# About this Notebook
9/26/23<br>
This notebook pulls data only from the Chicago Data Portal, rather than CPS' official "20th day" numbers. It then organizes the data and prepares it for analysis in a subsequent notebook.
<br>
### Dataset timestamps:
<ul >
<li>CPS Profile SY2223- last updated 11/28/22 and no longer being updated
<li>CPS Profile SY2324- <span style="color:red;">last updated 9/13/23 and likely to be updated again</span>
    </ul>
    
### Next Steps
N/A

# 1. Review Documentation

### Chicago Data Portal API
CPS Profile SY2223
https://data.cityofchicago.org/Education/Chicago-Public-Schools-School-Profile-Information-/9a5f-2r4p
<br><strong>API: </strong>https://data.cityofchicago.org/resource/9a5f-2r4p.json
<br>last updated 11/28/22, but description says "Data set is no longer being updated when data set for next year is created" which suggests it could be updated throughout the school year...

CPS Profile SY2324
https://data.cityofchicago.org/Education/Chicago-Public-Schools-School-Profile-Information-/cu4u-b4d9
<br>data last updated 9/13/23
<br><strong>API: </strong>https://data.cityofchicago.org/resource/cu4u-b4d9.json

### CPS Data- 20th day of each school year
Manually downloaded each data set from
https://www.cps.edu/about/district-data/demographics

# 2. Get Data
<br>CPS school profile data is acquired via API from Chicago's data portal
<br>CPS 20th Day Data on low income and bilingual status is first downloaded from CPS website

In [34]:
import pandas as pd
import requests
import xlrd

In [35]:
#CPS profile 2223
url_y1 = "https://data.cityofchicago.org/resource/9a5f-2r4p.json"
file_y1 = "../data/cps_profile2223.csv"
response = requests.get(url_y1)
cps_profile_y1 = response.json()
df_profile_y1 = pd.DataFrame(cps_profile_y1)
df_profile_y1.to_csv(file_y1)

In [36]:
#CPS profile 2324
url_y2 = "https://data.cityofchicago.org/resource/cu4u-b4d9.json"
file_y2 = "../data/cps_profile2324.csv"
response = requests.get(url_y2)
cps_profile_y2 = response.json()
df_profile_y2 = pd.DataFrame(cps_profile_y2)
df_profile_y2.to_csv(file_y2)

In [37]:
#For offline work, read locally downloaded files
# df_profile_y1 = pd.read_csv("../data/cps_profile2223.csv")
# df_profile_y2 = pd.read_csv("../data/cps_profile2324.csv")

In [38]:
#CPS demographics report is useful for Community Area data
df_lkup_community = pd.read_excel("../data/demographics_20thday_2023.xlsx")

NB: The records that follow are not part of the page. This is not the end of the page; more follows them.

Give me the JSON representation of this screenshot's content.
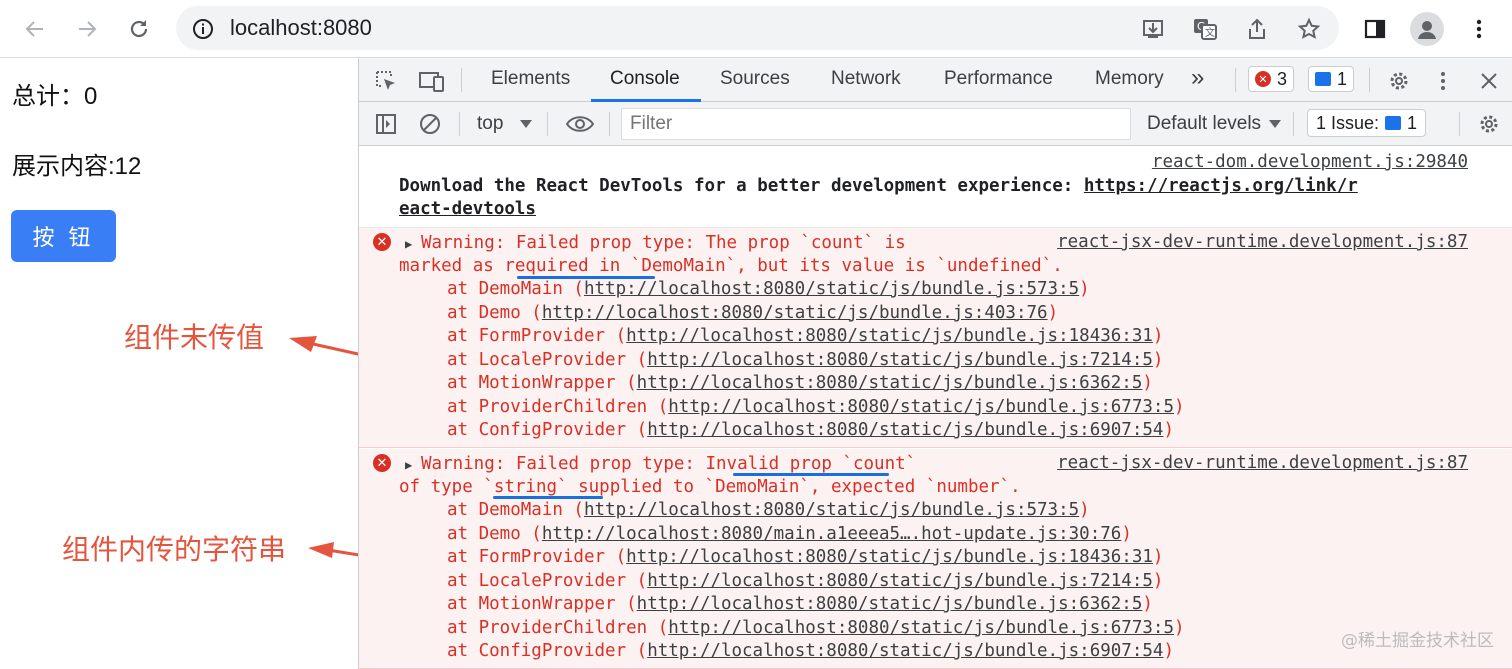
{
  "browser": {
    "url": "localhost:8080",
    "icons": [
      "back-arrow-icon",
      "forward-arrow-icon",
      "reload-icon",
      "site-info-icon",
      "install-icon",
      "translate-icon",
      "share-icon",
      "bookmark-star-icon",
      "side-panel-icon",
      "profile-icon",
      "kebab-menu-icon"
    ]
  },
  "app": {
    "total_label": "总计：0",
    "content_label": "展示内容:12",
    "button_label": "按 钮"
  },
  "annotations": {
    "first": "组件未传值",
    "second": "组件内传的字符串",
    "color": "#e4553e"
  },
  "devtools": {
    "tabs": [
      "Elements",
      "Console",
      "Sources",
      "Network",
      "Performance",
      "Memory"
    ],
    "more_tabs": "»",
    "active_tab": "Console",
    "error_count": "3",
    "message_count": "1",
    "context": "top",
    "filter_placeholder": "Filter",
    "levels": "Default levels",
    "issues_label": "1 Issue:",
    "issues_count": "1"
  },
  "console": {
    "info": {
      "source": "react-dom.development.js:29840",
      "text": "Download the React DevTools for a better development experience: ",
      "link1": "https://reactjs.org/link/r",
      "link2": "eact-devtools"
    },
    "warn1": {
      "source": "react-jsx-dev-runtime.development.js:87",
      "l1": "Warning: Failed prop type: The prop `count` is",
      "l2": "marked as required in `DemoMain`, but its value is `undefined`.",
      "stack": [
        {
          "fn": "at DemoMain (",
          "url": "http://localhost:8080/static/js/bundle.js:573:5",
          "end": ")"
        },
        {
          "fn": "at Demo (",
          "url": "http://localhost:8080/static/js/bundle.js:403:76",
          "end": ")"
        },
        {
          "fn": "at FormProvider (",
          "url": "http://localhost:8080/static/js/bundle.js:18436:31",
          "end": ")"
        },
        {
          "fn": "at LocaleProvider (",
          "url": "http://localhost:8080/static/js/bundle.js:7214:5",
          "end": ")"
        },
        {
          "fn": "at MotionWrapper (",
          "url": "http://localhost:8080/static/js/bundle.js:6362:5",
          "end": ")"
        },
        {
          "fn": "at ProviderChildren (",
          "url": "http://localhost:8080/static/js/bundle.js:6773:5",
          "end": ")"
        },
        {
          "fn": "at ConfigProvider (",
          "url": "http://localhost:8080/static/js/bundle.js:6907:54",
          "end": ")"
        }
      ]
    },
    "warn2": {
      "source": "react-jsx-dev-runtime.development.js:87",
      "l1": "Warning: Failed prop type: Invalid prop `count`",
      "l2": "of type `string` supplied to `DemoMain`, expected `number`.",
      "stack": [
        {
          "fn": "at DemoMain (",
          "url": "http://localhost:8080/static/js/bundle.js:573:5",
          "end": ")"
        },
        {
          "fn": "at Demo (",
          "url": "http://localhost:8080/main.a1eeea5….hot-update.js:30:76",
          "end": ")"
        },
        {
          "fn": "at FormProvider (",
          "url": "http://localhost:8080/static/js/bundle.js:18436:31",
          "end": ")"
        },
        {
          "fn": "at LocaleProvider (",
          "url": "http://localhost:8080/static/js/bundle.js:7214:5",
          "end": ")"
        },
        {
          "fn": "at MotionWrapper (",
          "url": "http://localhost:8080/static/js/bundle.js:6362:5",
          "end": ")"
        },
        {
          "fn": "at ProviderChildren (",
          "url": "http://localhost:8080/static/js/bundle.js:6773:5",
          "end": ")"
        },
        {
          "fn": "at ConfigProvider (",
          "url": "http://localhost:8080/static/js/bundle.js:6907:54",
          "end": ")"
        }
      ]
    }
  },
  "watermark": "@稀土掘金技术社区"
}
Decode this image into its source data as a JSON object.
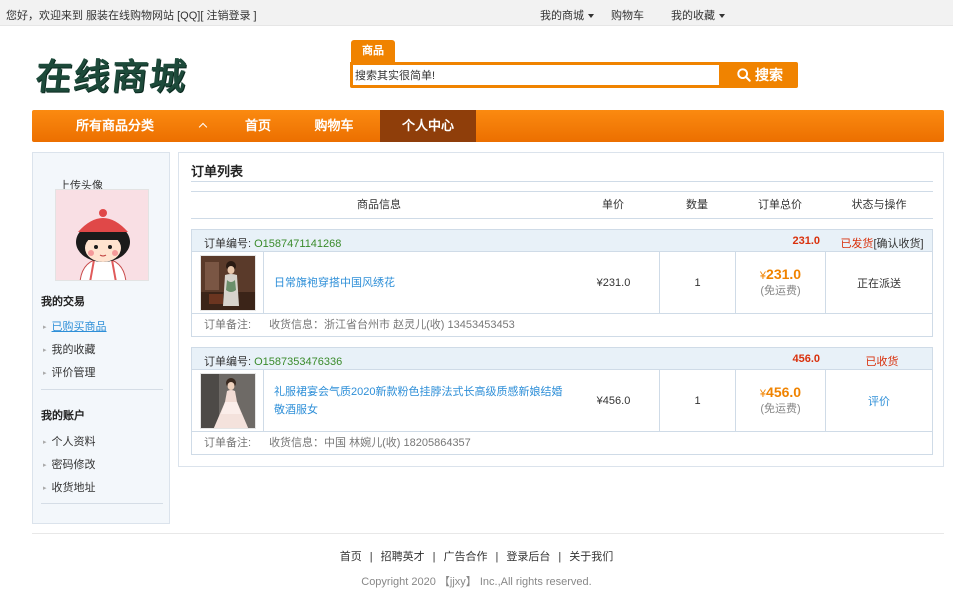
{
  "topbar": {
    "greeting": "您好，欢迎来到 服装在线购物网站",
    "qq": "[QQ]",
    "logout": "[ 注销登录 ]",
    "my_mall": "我的商城",
    "cart": "购物车",
    "favorites": "我的收藏"
  },
  "header": {
    "logo": "在线商城",
    "search_tab": "商品",
    "search_value": "搜索其实很简单!",
    "search_button": "搜索"
  },
  "nav": {
    "all_categories": "所有商品分类",
    "home": "首页",
    "cart": "购物车",
    "personal_center": "个人中心"
  },
  "sidebar": {
    "avatar_label": "上传头像",
    "trade_heading": "我的交易",
    "trade_items": [
      "已购买商品",
      "我的收藏",
      "评价管理"
    ],
    "account_heading": "我的账户",
    "account_items": [
      "个人资料",
      "密码修改",
      "收货地址"
    ]
  },
  "orders_panel": {
    "title": "订单列表",
    "columns": [
      "商品信息",
      "单价",
      "数量",
      "订单总价",
      "状态与操作"
    ],
    "order_no_label": "订单编号:",
    "note_label": "订单备注:",
    "orders": [
      {
        "order_no": "O1587471141268",
        "total": "231.0",
        "status": "已发货",
        "action": "[确认收货]",
        "product_name": "日常旗袍穿搭中国风绣花",
        "unit_price": "¥231.0",
        "quantity": "1",
        "yen": "¥",
        "total_big": "231.0",
        "shipping": "(免运费)",
        "operation": "正在派送",
        "shipping_info": "收货信息：浙江省台州市 赵灵儿(收) 13453453453"
      },
      {
        "order_no": "O1587353476336",
        "total": "456.0",
        "status": "已收货",
        "action": "",
        "product_name": "礼服裙宴会气质2020新款粉色挂脖法式长高级质感新娘结婚敬酒服女",
        "unit_price": "¥456.0",
        "quantity": "1",
        "yen": "¥",
        "total_big": "456.0",
        "shipping": "(免运费)",
        "operation": "评价",
        "shipping_info": "收货信息：中国 林婉儿(收) 18205864357"
      }
    ]
  },
  "footer": {
    "links": [
      "首页",
      "招聘英才",
      "广告合作",
      "登录后台",
      "关于我们"
    ],
    "separator": "|",
    "copyright": "Copyright 2020 【jjxy】 Inc.,All rights reserved."
  },
  "colors": {
    "accent_orange": "#f08300",
    "nav_active": "#8f3e0a",
    "price_red": "#d9300b",
    "link_blue": "#2e8fd8",
    "order_green": "#3a8b2b"
  },
  "icons": [
    "caret-down-icon",
    "search-icon",
    "chevron-up-icon",
    "bullet-icon",
    "avatar-cartoon-girl",
    "qipao-photo",
    "gown-photo"
  ]
}
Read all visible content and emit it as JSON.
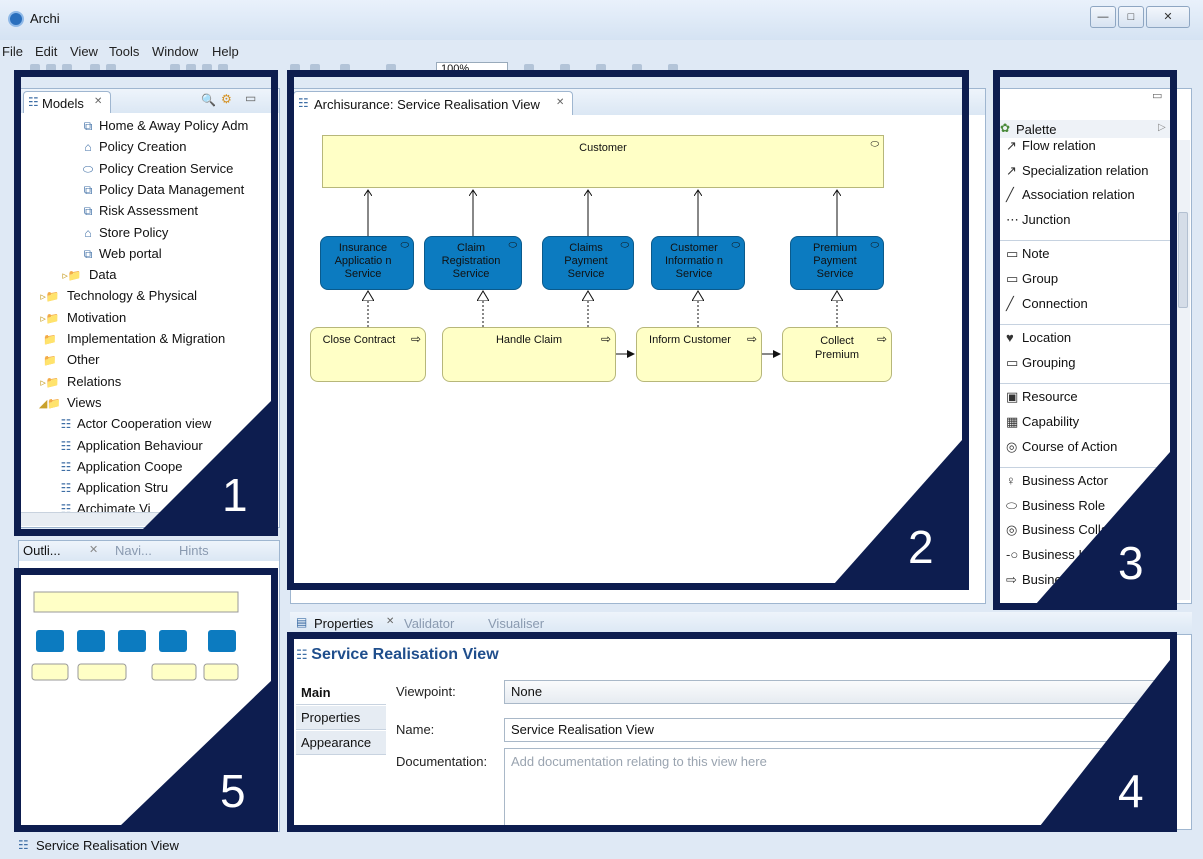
{
  "window": {
    "title": "Archi",
    "minimize": "—",
    "maximize": "□",
    "close": "✕"
  },
  "menu": [
    "File",
    "Edit",
    "View",
    "Tools",
    "Window",
    "Help"
  ],
  "toolbar": {
    "zoom": "100%"
  },
  "models_panel": {
    "tab": "Models",
    "tree": [
      {
        "icon": "component-icon",
        "glyph": "⧉",
        "label": "Home & Away Policy Adm",
        "indent": 3
      },
      {
        "icon": "function-icon",
        "glyph": "⌂",
        "label": "Policy Creation",
        "indent": 3
      },
      {
        "icon": "service-icon",
        "glyph": "⬭",
        "label": "Policy Creation Service",
        "indent": 3
      },
      {
        "icon": "component-icon",
        "glyph": "⧉",
        "label": "Policy Data Management",
        "indent": 3
      },
      {
        "icon": "component-icon",
        "glyph": "⧉",
        "label": "Risk Assessment",
        "indent": 3
      },
      {
        "icon": "function-icon",
        "glyph": "⌂",
        "label": "Store Policy",
        "indent": 3
      },
      {
        "icon": "component-icon",
        "glyph": "⧉",
        "label": "Web portal",
        "indent": 3
      },
      {
        "icon": "folder-icon",
        "glyph": "▹",
        "label": "Data",
        "indent": 2
      },
      {
        "icon": "folder-icon",
        "glyph": "▹",
        "label": "Technology & Physical",
        "indent": 1
      },
      {
        "icon": "folder-icon",
        "glyph": "▹",
        "label": "Motivation",
        "indent": 1
      },
      {
        "icon": "folder-icon",
        "glyph": "",
        "label": "Implementation & Migration",
        "indent": 1
      },
      {
        "icon": "folder-icon",
        "glyph": "",
        "label": "Other",
        "indent": 1
      },
      {
        "icon": "folder-icon",
        "glyph": "▹",
        "label": "Relations",
        "indent": 1
      },
      {
        "icon": "folder-icon",
        "glyph": "◢",
        "label": "Views",
        "indent": 1
      },
      {
        "icon": "view-icon",
        "glyph": "☷",
        "label": "Actor Cooperation view",
        "indent": 2
      },
      {
        "icon": "view-icon",
        "glyph": "☷",
        "label": "Application Behaviour",
        "indent": 2
      },
      {
        "icon": "view-icon",
        "glyph": "☷",
        "label": "Application Coope",
        "indent": 2
      },
      {
        "icon": "view-icon",
        "glyph": "☷",
        "label": "Application Stru",
        "indent": 2
      },
      {
        "icon": "view-icon",
        "glyph": "☷",
        "label": "Archimate Vi",
        "indent": 2
      }
    ]
  },
  "outline_panel": {
    "tabs": [
      "Outli...",
      "Navi...",
      "Hints"
    ]
  },
  "editor": {
    "tab": "Archisurance: Service Realisation View",
    "customer": "Customer",
    "services": [
      "Insurance Applicatio n Service",
      "Claim Registration Service",
      "Claims Payment Service",
      "Customer Informatio n Service",
      "Premium Payment Service"
    ],
    "processes": [
      "Close Contract",
      "Handle Claim",
      "Inform Customer",
      "Collect Premium"
    ]
  },
  "palette": {
    "title": "Palette",
    "groups": [
      [
        {
          "icon": "flow-relation-icon",
          "glyph": "↗",
          "label": "Flow relation"
        },
        {
          "icon": "specialization-relation-icon",
          "glyph": "↗",
          "label": "Specialization relation"
        },
        {
          "icon": "association-relation-icon",
          "glyph": "╱",
          "label": "Association relation"
        },
        {
          "icon": "junction-icon",
          "glyph": "⋯",
          "label": "Junction"
        }
      ],
      [
        {
          "icon": "note-icon",
          "glyph": "▭",
          "label": "Note"
        },
        {
          "icon": "group-icon",
          "glyph": "▭",
          "label": "Group"
        },
        {
          "icon": "connection-icon",
          "glyph": "╱",
          "label": "Connection"
        }
      ],
      [
        {
          "icon": "location-icon",
          "glyph": "♥",
          "label": "Location"
        },
        {
          "icon": "grouping-icon",
          "glyph": "▭",
          "label": "Grouping"
        }
      ],
      [
        {
          "icon": "resource-icon",
          "glyph": "▣",
          "label": "Resource"
        },
        {
          "icon": "capability-icon",
          "glyph": "▦",
          "label": "Capability"
        },
        {
          "icon": "course-of-action-icon",
          "glyph": "◎",
          "label": "Course of Action"
        }
      ],
      [
        {
          "icon": "business-actor-icon",
          "glyph": "♀",
          "label": "Business Actor"
        },
        {
          "icon": "business-role-icon",
          "glyph": "⬭",
          "label": "Business Role"
        },
        {
          "icon": "business-collaboration-icon",
          "glyph": "◎",
          "label": "Business Collab"
        },
        {
          "icon": "business-interface-icon",
          "glyph": "-○",
          "label": "Business Int"
        },
        {
          "icon": "business-process-icon",
          "glyph": "⇨",
          "label": "Busines"
        }
      ]
    ]
  },
  "properties": {
    "tabs": [
      "Properties",
      "Validator",
      "Visualiser"
    ],
    "title": "Service Realisation View",
    "side_tabs": [
      "Main",
      "Properties",
      "Appearance"
    ],
    "viewpoint_label": "Viewpoint:",
    "viewpoint_value": "None",
    "name_label": "Name:",
    "name_value": "Service Realisation View",
    "doc_label": "Documentation:",
    "doc_placeholder": "Add documentation relating to this view here"
  },
  "status_bar": {
    "text": "Service Realisation View"
  },
  "callouts": [
    "1",
    "2",
    "3",
    "4",
    "5"
  ],
  "colors": {
    "overlay": "#0d1d4f",
    "service": "#0c7bc0",
    "process": "#ffffc6",
    "accent": "#1f4e8c"
  }
}
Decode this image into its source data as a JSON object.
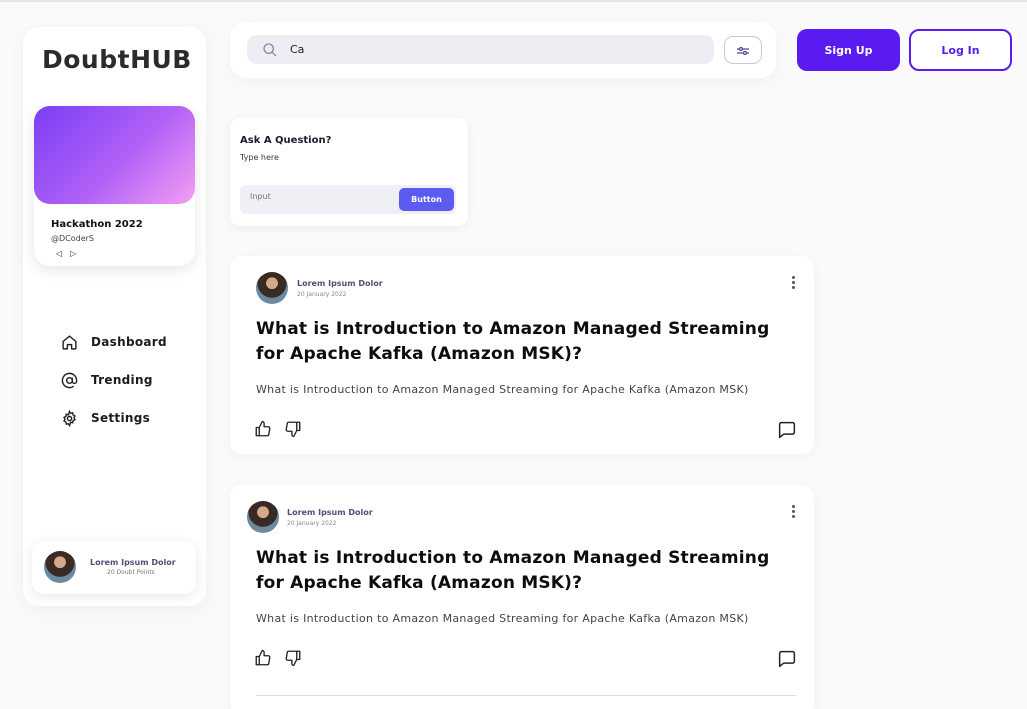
{
  "app": {
    "logo": "DoubtHUB"
  },
  "event_card": {
    "title": "Hackathon 2022",
    "handle": "@DCoderS",
    "prev_label": "◁",
    "next_label": "▷"
  },
  "sidebar": {
    "items": [
      {
        "label": "Dashboard",
        "icon": "home-icon"
      },
      {
        "label": "Trending",
        "icon": "at-icon"
      },
      {
        "label": "Settings",
        "icon": "gear-icon"
      }
    ],
    "profile": {
      "name": "Lorem Ipsum Dolor",
      "points": "20 Doubt Points"
    }
  },
  "search": {
    "value": "Ca",
    "icon": "search-icon",
    "filter_icon": "filter-icon"
  },
  "header": {
    "signup_label": "Sign Up",
    "login_label": "Log In"
  },
  "ask": {
    "title": "Ask A Question?",
    "subtitle": "Type here",
    "input_placeholder": "Input",
    "button_label": "Button"
  },
  "questions": [
    {
      "author": "Lorem Ipsum Dolor",
      "date": "20 January 2022",
      "title": "What is Introduction to Amazon Managed Streaming for Apache Kafka (Amazon MSK)?",
      "body": "What is Introduction to Amazon Managed Streaming for Apache Kafka (Amazon MSK)"
    },
    {
      "author": "Lorem Ipsum Dolor",
      "date": "20 January 2022",
      "title": "What is Introduction to Amazon Managed Streaming for Apache Kafka (Amazon MSK)?",
      "body": "What is Introduction to Amazon Managed Streaming for Apache Kafka (Amazon MSK)"
    }
  ],
  "colors": {
    "accent": "#5a1bf0",
    "ask_button": "#5b5bf0",
    "banner_gradient": [
      "#7b3ff5",
      "#f39ff3"
    ]
  }
}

# Store the first row values to use in column names
new_column_names = df_lkup_community.iloc[0]

# Rename the columns by appending the values from the first row
df_lkup_community.columns = [f"{col}-{new_col}" for col, new_col in zip(df_lkup_community.columns, new_column_names)]

# Remove the first two rows from the DataFrame (the extraneous header, AND the totals row)
df_lkup_community = df_lkup_community[2:]

In [40]:
# rename column headers for simplicity
df_lkup_community = df_lkup_community.rename(columns={
 'School Information-School ID' :'school_id',
  'Unnamed: 5-Community Area': 'community_name'
})

#keep only columns I need
df_lkup_community = df_lkup_community[['school_id','community_name']]
df_lkup_community

Unnamed: 0,school_id,community_name
2,609772,EAST SIDE
3,610513,ARMOUR SQUARE
4,610212,ALBANY PARK
5,609774,LINCOLN PARK
6,610524,NORTH CENTER
...,...,...
645,610571,NEAR WEST SIDE
646,610557,ASHBURN
647,610568,AVONDALE
648,400173,BRIGHTON PARK


# 3. Reformat and Clean Data

### create master schools dataset

In [41]:
df_master = df_profile_y2

In [42]:
df_master = df_master[['school_id','short_name','long_name','primary_category','is_high_school','is_middle_school','is_elementary_school','is_pre_school','school_latitude','school_longitude']]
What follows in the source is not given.